Black Mirror Bandersnatch

Black Mirror: Bandersnatch, la rivoluzione è qui (forse)

Negli scorsi giorni è uscito uno special di Black Mirror, chiamato Bandersnatch. Un episodio a tratti rivoluzionario, a tratti contraddittorio e deludente


Inghilterra, 1984. Il giovane programmatore Stefan Butler (Fionn Whitehead) sta scrivendo un videogame, chiamato Bandersnatch e basato sull’opera di Jerome F. Davies, misterioso scrittore dell’occulto che subito dopo aver scritto il romanzo è letteralmente impazzito. Il videogame di Butler si propone di seguire filosoficamente il pensiero di Davies attraverso scelte che il giocatore può compiere durante la partita. 
Stefan è un solitario, vive col padre e va da una specialista. Da piccolo sua madre è morta e il ragazzo non fa che addossarsi la colpa dell’incidente.
La creazione di Bandersnatch metterà a dura prova i nervi del giovane, attraverso visioni, incubi, ossessioni. E scelte. 

Già perché la vita di Stefan è fatta di scelte. Da alcune banali – come la scelta della colazione o della musica da sentire in autobus o da comprare – ad altre molto più interessanti e movimentate. La rivoluzione di Black Mirror: Bandersnatch risiede nel fatto che queste scelte le deve compiere lo spettatore.
E’ lo spettatore che sceglie il destino di Stefan. E’ lo spettatore che interviene per dare una scossa alla trama o per aprire una cassaforte. 

Sulla carta Black Mirror: Bandersnatch ha tutte le carte in regola per sorprendere. Un episodio interattivo, dove la vita di Stefan dipende dal tasto del telecomando dello spettatore. Scavando a fondo si trova una pochezza di trama – anche se, va detto le citazioni di Alice In Wonderland di Lewis Carroll sono interessanti – che rendono l’episodio interattivo di Black Mirror il meno bello di tutte le stagioni della serie creata da Charlie Brooker.

La sensazione è che Black Mirror: Bandersnatch sia più uno spot di Netflix – non ha molto senso, a un certo punto della trama, la comparsa del logo di Netflix che dice a Stefan che qualcuno lo sta spiando – che un episodio di Black Mirror a tutti gli effetti.
L’amarezza, lo sgomento, lo stupore, i colpi di scena in questo episodio interattivo sono completamente assenti. Quello che faceva Black Mirror era provocare, non far scegliere. Anzi. Proprio Black Mirror è una serie da subire e non da modificare a proprio piacimento. Black Mirror spiattella(va) in faccia la verità – o una possibile, futura verità – sul destino dell’Uomo. Black Mirror: Bandersnatch è un videogame, un divertissement in attesa di (si spera) puntate migliori.
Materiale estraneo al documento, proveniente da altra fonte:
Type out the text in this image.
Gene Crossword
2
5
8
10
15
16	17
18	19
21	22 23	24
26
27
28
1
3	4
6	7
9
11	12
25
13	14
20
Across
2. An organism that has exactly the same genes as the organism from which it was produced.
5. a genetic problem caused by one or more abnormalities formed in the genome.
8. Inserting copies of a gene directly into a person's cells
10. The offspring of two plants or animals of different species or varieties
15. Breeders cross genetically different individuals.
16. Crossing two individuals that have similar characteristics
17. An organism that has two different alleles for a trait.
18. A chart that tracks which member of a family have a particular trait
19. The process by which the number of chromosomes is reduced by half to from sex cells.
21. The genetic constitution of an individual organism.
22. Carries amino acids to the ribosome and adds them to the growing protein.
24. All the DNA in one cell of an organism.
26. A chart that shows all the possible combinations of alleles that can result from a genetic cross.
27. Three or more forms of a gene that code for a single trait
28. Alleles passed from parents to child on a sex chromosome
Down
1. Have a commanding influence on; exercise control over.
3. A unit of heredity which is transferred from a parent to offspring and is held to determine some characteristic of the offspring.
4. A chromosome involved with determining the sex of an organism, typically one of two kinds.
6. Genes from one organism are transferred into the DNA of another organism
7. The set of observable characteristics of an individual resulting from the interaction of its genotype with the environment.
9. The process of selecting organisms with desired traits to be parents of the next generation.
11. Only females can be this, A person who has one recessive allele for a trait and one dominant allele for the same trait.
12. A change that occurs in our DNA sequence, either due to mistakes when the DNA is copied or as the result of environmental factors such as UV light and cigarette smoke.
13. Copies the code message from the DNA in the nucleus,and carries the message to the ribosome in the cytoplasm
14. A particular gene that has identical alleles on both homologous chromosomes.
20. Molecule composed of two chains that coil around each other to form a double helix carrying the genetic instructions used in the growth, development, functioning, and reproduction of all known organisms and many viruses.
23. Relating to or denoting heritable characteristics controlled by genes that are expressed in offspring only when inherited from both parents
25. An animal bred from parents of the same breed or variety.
L’idea dell’episodio interattivo – badate bene, solo l’idea – sembra anche reggere il tutto. In alcuni casi una volta che lo spettatore raggiunge un finale il film interattivo permette di riconsiderare una particolare scelta critica in modo da accedere ad altri finali, o in alternativa di visualizzare direttamente i titoli di coda. In altri casi è possibile raggiungere lo stesso segmento in modi diversi, ma allo spettatore vengono mostrate opzioni differenti in base alle scelte effettuate precedentemente.

Quello che però non funziona è proprio l’assenza di una profondità di trama – abbellita da riferimenti alla vecchie puntate di Black Mirror come se quelli, solo quelli potessero bastare a riempire la trama – come se ci si fosse più concentrati sulla forma che non sulla sostanza. Black Mirror: Bandersnatch resta un episodio interessante, indubbiamente un esperimento che ha fatto e farà discutere. Resta da capire dove inizia l’esperimento, la rivoluzione e dove finisce il ruolo dello spettatore, libero di scegliere ma anche incastrato dalla stesse decisioni che prende durante la puntata. A voi la scelta.